By default the application is configured to store the images of captured screen content in the main S3 bucket (the bucket that the application uses for file storage).
However, if you’d like to overwrite and use another S3 storage, please refer to the following two environment variables which can be updated:
sge.escalated-alerts.screen-capture.s3-storage.bucket=sge.escalated-alerts.screen-capture.directory-name=- the default value isalert/screen-capture
[BA.11] Disable enforcement and monitoring based on IP Address
One of the new features added to the SG Console is the ability to disable Security Checks once the end-users are working under certain IP addresses.
In SG Console go to Security Groups > Advanced > Scroll down to General section.
Find option “Disable Service Based on IP Range”.
Once you enable it, you’ll be able to add single IP Addresses or IP Ranges which are considered save so that when the end-users are in those IP Ranges, the SG Desktop Service will pause it work.

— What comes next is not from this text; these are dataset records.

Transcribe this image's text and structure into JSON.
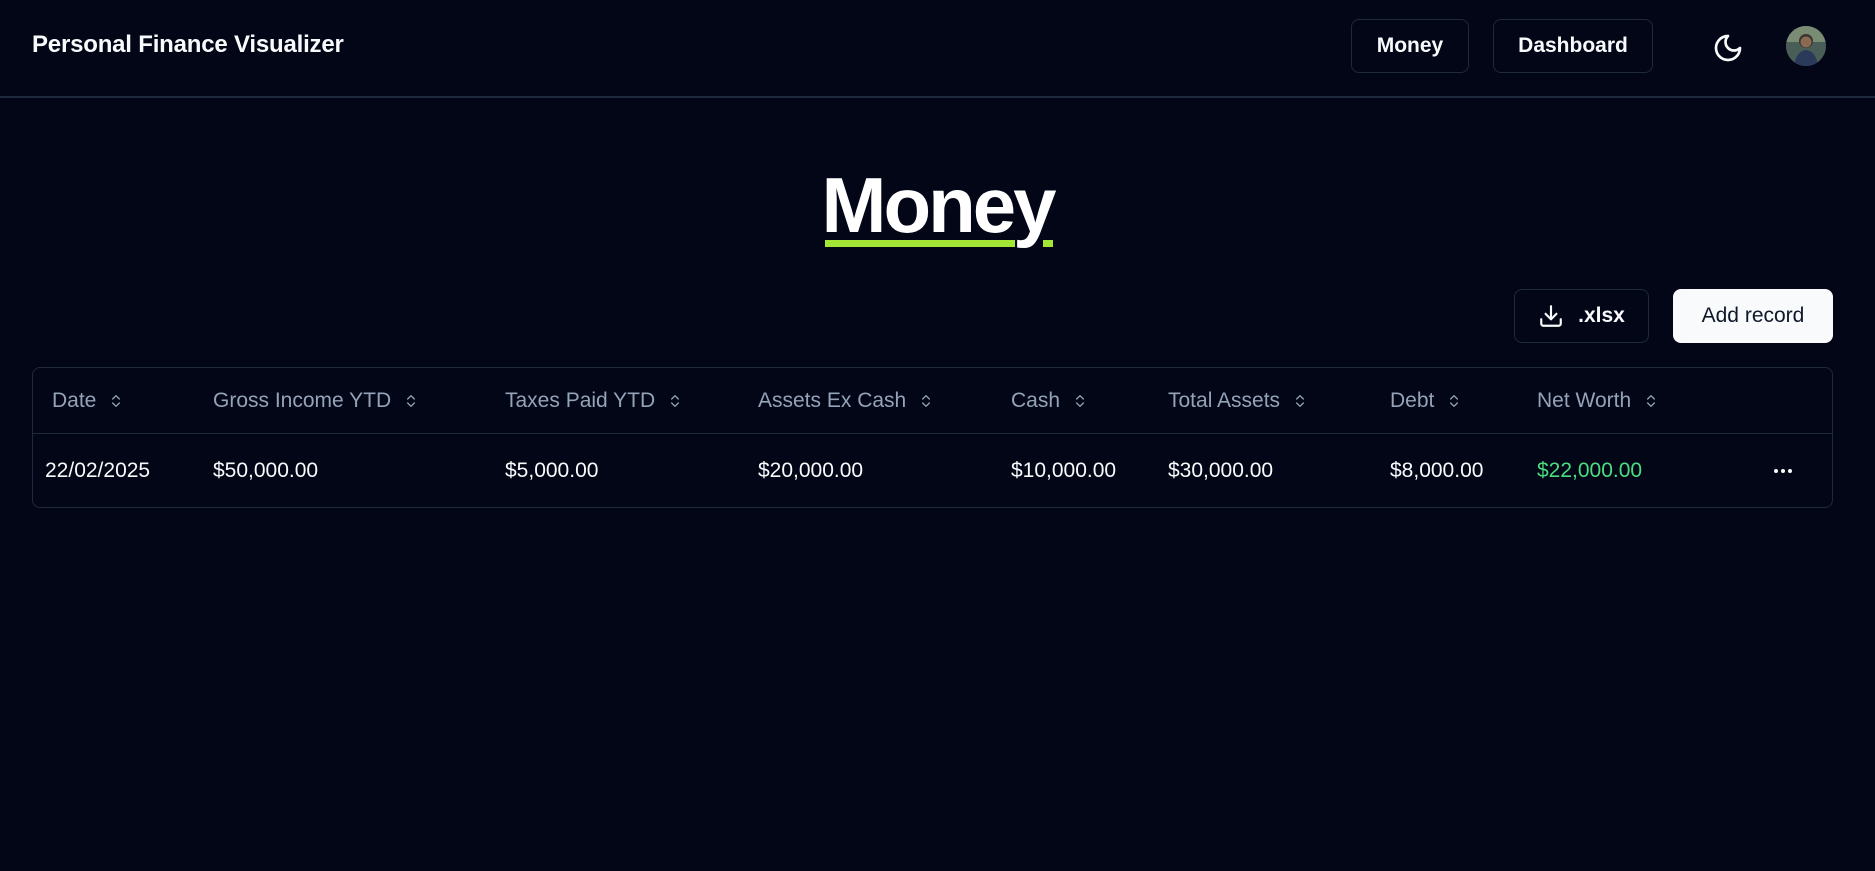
{
  "header": {
    "brand": "Personal Finance Visualizer",
    "nav": {
      "money": "Money",
      "dashboard": "Dashboard"
    },
    "theme_icon": "moon-icon",
    "avatar_icon": "user-avatar"
  },
  "page": {
    "title": "Money",
    "accent_color": "#a3e635"
  },
  "actions": {
    "export_label": ".xlsx",
    "export_icon": "download-icon",
    "add_label": "Add record"
  },
  "table": {
    "columns": [
      "Date",
      "Gross Income YTD",
      "Taxes Paid YTD",
      "Assets Ex Cash",
      "Cash",
      "Total Assets",
      "Debt",
      "Net Worth"
    ],
    "sort_icon": "chevrons-up-down-icon",
    "rows": [
      {
        "date": "22/02/2025",
        "gross_income_ytd": "$50,000.00",
        "taxes_paid_ytd": "$5,000.00",
        "assets_ex_cash": "$20,000.00",
        "cash": "$10,000.00",
        "total_assets": "$30,000.00",
        "debt": "$8,000.00",
        "net_worth": "$22,000.00"
      }
    ],
    "row_menu_icon": "more-horizontal-icon",
    "net_worth_color": "#4ade80"
  }
}
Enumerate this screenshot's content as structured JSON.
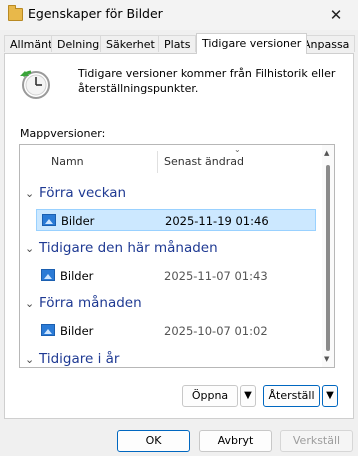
{
  "window": {
    "title": "Egenskaper för Bilder",
    "close_glyph": "✕"
  },
  "tabs": [
    {
      "label": "Allmänt",
      "active": false
    },
    {
      "label": "Delning",
      "active": false
    },
    {
      "label": "Säkerhet",
      "active": false
    },
    {
      "label": "Plats",
      "active": false
    },
    {
      "label": "Tidigare versioner",
      "active": true
    },
    {
      "label": "Anpassa",
      "active": false
    }
  ],
  "info": {
    "icon": "clock-restore-icon",
    "description": "Tidigare versioner kommer från Filhistorik eller återställningspunkter."
  },
  "folder_versions": {
    "label": "Mappversioner:",
    "columns": {
      "name": "Namn",
      "modified": "Senast ändrad"
    },
    "groups": [
      {
        "label": "Förra veckan",
        "items": [
          {
            "name": "Bilder",
            "date": "2025-11-19 01:46",
            "selected": true
          }
        ]
      },
      {
        "label": "Tidigare den här månaden",
        "items": [
          {
            "name": "Bilder",
            "date": "2025-11-07 01:43",
            "selected": false
          }
        ]
      },
      {
        "label": "Förra månaden",
        "items": [
          {
            "name": "Bilder",
            "date": "2025-10-07 01:02",
            "selected": false
          }
        ]
      },
      {
        "label": "Tidigare i år",
        "items": []
      }
    ]
  },
  "actions": {
    "open_label": "Öppna",
    "restore_label": "Återställ"
  },
  "footer": {
    "ok_label": "OK",
    "cancel_label": "Avbryt",
    "apply_label": "Verkställ"
  },
  "colors": {
    "accent": "#0067c0",
    "group_header": "#1f3a93",
    "selection": "#cce8ff"
  }
}
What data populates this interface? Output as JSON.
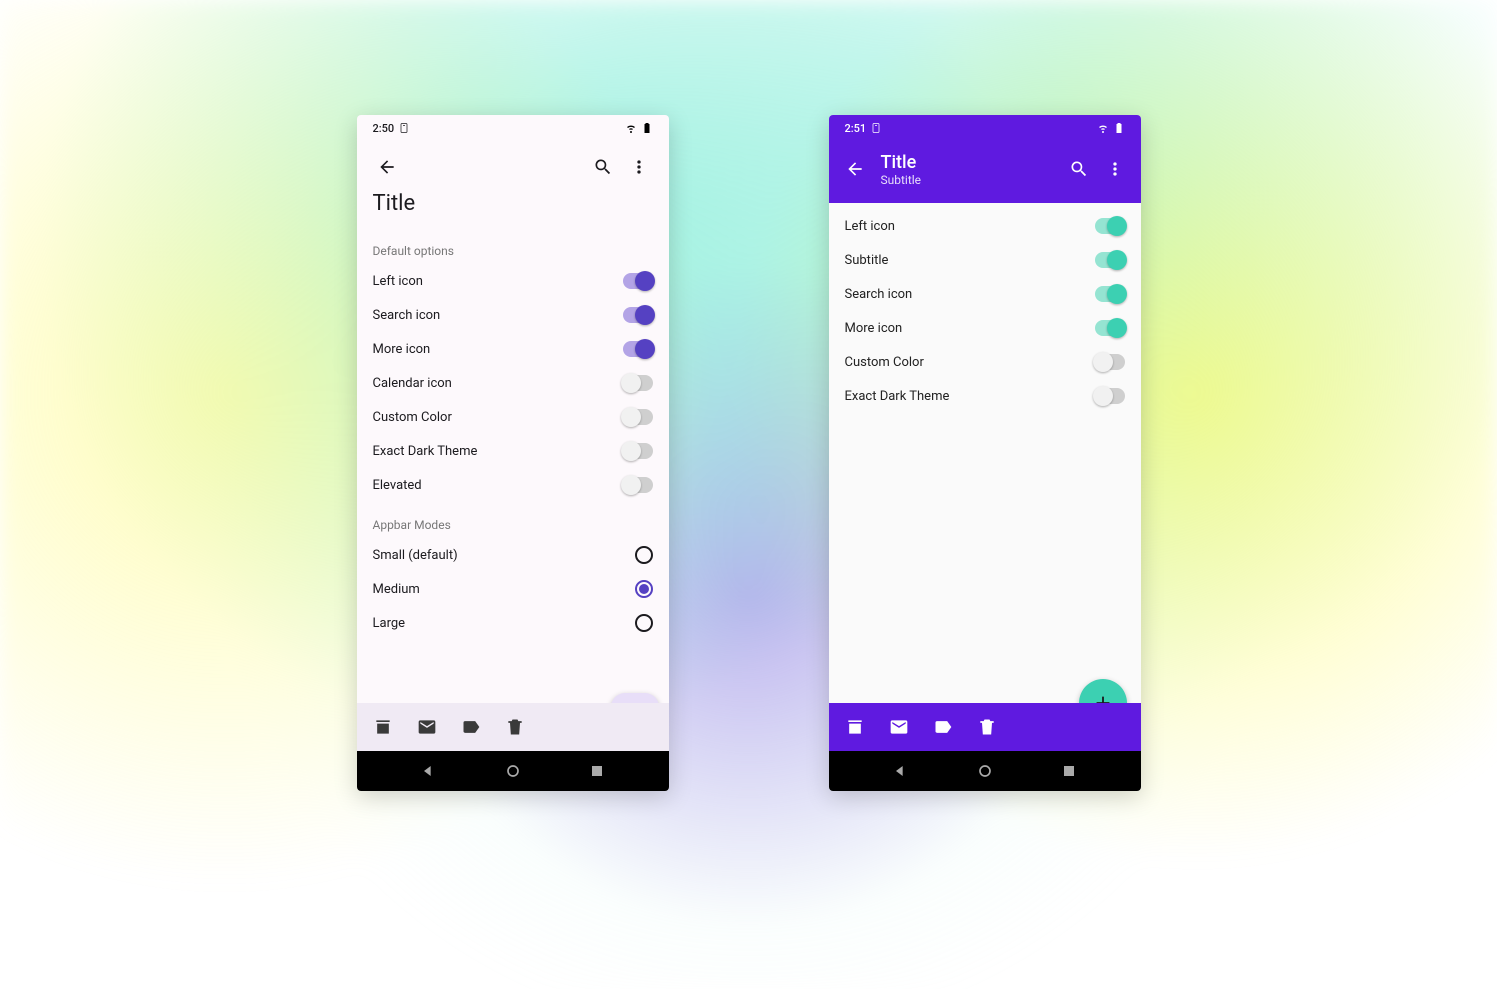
{
  "left": {
    "status_time": "2:50",
    "appbar_title": "Title",
    "section1": "Default options",
    "options1": [
      {
        "label": "Left icon",
        "on": true
      },
      {
        "label": "Search icon",
        "on": true
      },
      {
        "label": "More icon",
        "on": true
      },
      {
        "label": "Calendar icon",
        "on": false
      },
      {
        "label": "Custom Color",
        "on": false
      },
      {
        "label": "Exact Dark Theme",
        "on": false
      },
      {
        "label": "Elevated",
        "on": false
      }
    ],
    "section2": "Appbar Modes",
    "modes": [
      {
        "label": "Small (default)",
        "selected": false
      },
      {
        "label": "Medium",
        "selected": true
      },
      {
        "label": "Large",
        "selected": false
      }
    ]
  },
  "right": {
    "status_time": "2:51",
    "appbar_title": "Title",
    "appbar_subtitle": "Subtitle",
    "options": [
      {
        "label": "Left icon",
        "on": true
      },
      {
        "label": "Subtitle",
        "on": true
      },
      {
        "label": "Search icon",
        "on": true
      },
      {
        "label": "More icon",
        "on": true
      },
      {
        "label": "Custom Color",
        "on": false
      },
      {
        "label": "Exact Dark Theme",
        "on": false
      }
    ]
  }
}
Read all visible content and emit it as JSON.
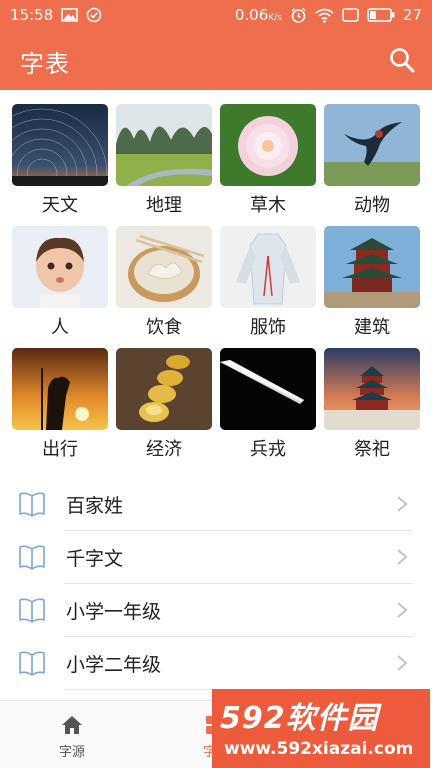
{
  "status_bar": {
    "time": "15:58",
    "speed": "0.06",
    "speed_unit": "K/s",
    "battery": "27",
    "left_icons": [
      "image-icon",
      "check-circle-icon"
    ],
    "right_icons": [
      "alarm-icon",
      "wifi-icon",
      "window-icon",
      "battery-icon"
    ]
  },
  "app_bar": {
    "title": "字表",
    "action_icon": "search-icon",
    "color": "#ee6e4e"
  },
  "categories": [
    {
      "label": "天文",
      "thumb": "star-trails"
    },
    {
      "label": "地理",
      "thumb": "karst-landscape"
    },
    {
      "label": "草木",
      "thumb": "dahlia-flower"
    },
    {
      "label": "动物",
      "thumb": "swallow-bird"
    },
    {
      "label": "人",
      "thumb": "child-portrait"
    },
    {
      "label": "饮食",
      "thumb": "dumplings"
    },
    {
      "label": "服饰",
      "thumb": "hanfu-robe"
    },
    {
      "label": "建筑",
      "thumb": "pagoda-tower"
    },
    {
      "label": "出行",
      "thumb": "sunset-traveler"
    },
    {
      "label": "经济",
      "thumb": "gold-ingots"
    },
    {
      "label": "兵戎",
      "thumb": "sword-blade"
    },
    {
      "label": "祭祀",
      "thumb": "temple-of-heaven"
    }
  ],
  "list": {
    "icon": "book-icon",
    "items": [
      {
        "label": "百家姓"
      },
      {
        "label": "千字文"
      },
      {
        "label": "小学一年级"
      },
      {
        "label": "小学二年级"
      }
    ]
  },
  "bottom_nav": {
    "items": [
      {
        "label": "字源",
        "icon": "home-icon",
        "active": false
      },
      {
        "label": "字表",
        "icon": "grid-icon",
        "active": true
      }
    ]
  },
  "watermark": {
    "line1": "592软件园",
    "line2": "www.592xiazai.com"
  }
}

That means that no security checks will be forced, no violations will be tracked, no alerts will be sent.
 |
 |
The only checks that remain in place are
Internet Connection
Server Connection
User profile
 |
Web Camera selection
To cover cases when users have both a USB camera and an integrated camera on their PC, there is an option to switch the default camera for SG Desktop Service. This will allow redundancy should the default camera cease working.
When the SG Desktop Service is running, go to the System tray > open Hidden Apps > find the SessionGuardian icon. Click on it.
Once you click on it, you’ll see a list of all checks.
Next to Web Camera you’ll see a dropdown. It shows which web camera device, if there is more than one available, is selected by default.
If you’d like to switch to a different camera, simply click on the dropdown and select the option you prefer.
 |
Face Recognition Key configuration
One of most important updates we have in SG Console is the ability to configure the Face Detection Key.
This Key is responsible for proper connection to the software that is responsible for face detection, recognition, and monitoring.
Please ensure you copy the key into both fields, Face Detection Key and Face Detection Key (Mobile).
 |
This also means that you can remove the Face Detection Key from the following places:
Secret Manager
Task Definition
CodeBuild (credential initializer)
Auto-update functionality
Auto-update feature is now available in the new version of SG Desktop Service.
Please go to SG Console > Configurations > SW Updates
Enable version management (switch the toggle).
Once enabled, the auto-update is forced across all end-users and it is a global configuration.
In the Download URL link paste the path where production builds of the SG Desktop Service are located.
Example of Download URL from SessionGuardian’s development environment
Once the link is added, click the refresh icon to pull all available production versions.
Example of SessionGuardian’s development build available for Auto-update
In the Current version field select the version which should be downloaded to and installed on each of the end-users’ PCs on their next session launch.
Save the changes made on the page by clicking ‘Save’.
Please note: once a newer version is selected, the end-users won’t have the ability to stop, pause or intervene with the upgrade process. The new version will be downloaded and installed.
From the end-user’s perspective, the process will be seamless.
They will receive a notification that a new version is available and will be downloaded.
 |
When the users lock and unlock their Windows after receiving the notification, that is when the application will start to install.